The economics of Social Networking favor first movers and established players. Social Networking, like auctions and marketplaces, is governed by the network effect. The more people using a site, the more valuable it becomes, which in turn drives even more usage. This opens up a gulf between the leaders and everyone else, and once that occurs, it becomes next to impossible for anyone to succeed. Only established players who can bring their existing user base to the table to provide critical mass have a chance.

So where are the opportunities in social networking if starting MySpace or YouTube for <fill in the blank with your favorite demographic or interest niche> is untenable?

  • Creating the truly differentiated offering. Where MySpace and YouTube will make their money by giving away their service to tens of millions of consumers and charging advertisers, the next round will need to be able to drive revenue from much smaller user bases. Think 250,000 users paying $20 per month each. To charge a consumer $20 per month, there needs to be a compelling and difficult to reproduce competitive advantage.
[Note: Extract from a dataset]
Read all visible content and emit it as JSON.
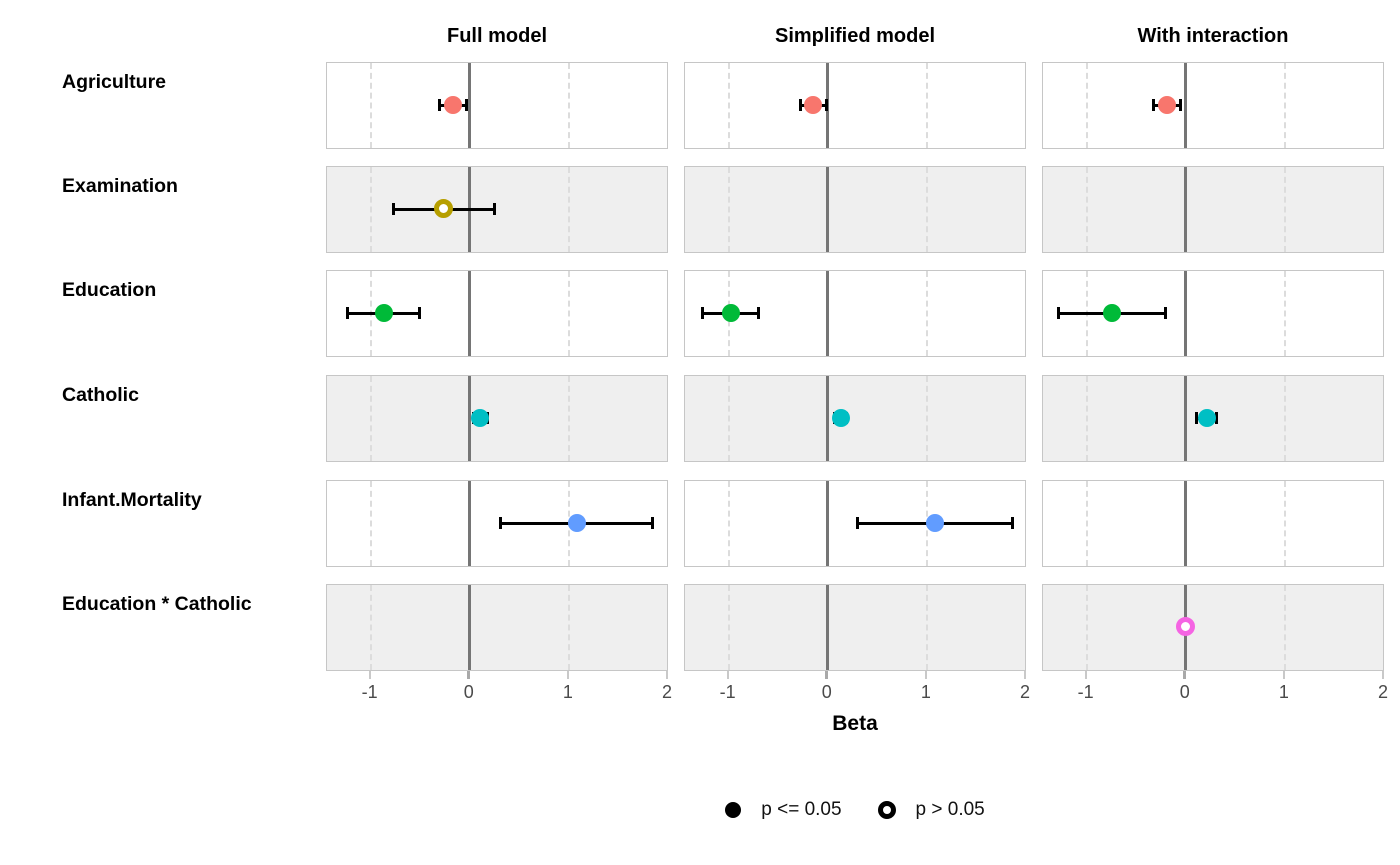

  • Serving the established players. Given the consumer interest in social networking, established players will need to add these features to their site. It's unlikely that Kayak, the leading metasearch site for travel will sit back and allow the two new metasearch+social networking start ups to go unchallenged. Same goes for Match.com and other leading dating sites who are facing new competition from dating+social networking start ups. Soon, everyone will be a <category>+social networking site.  There is money to be made in serving those companies.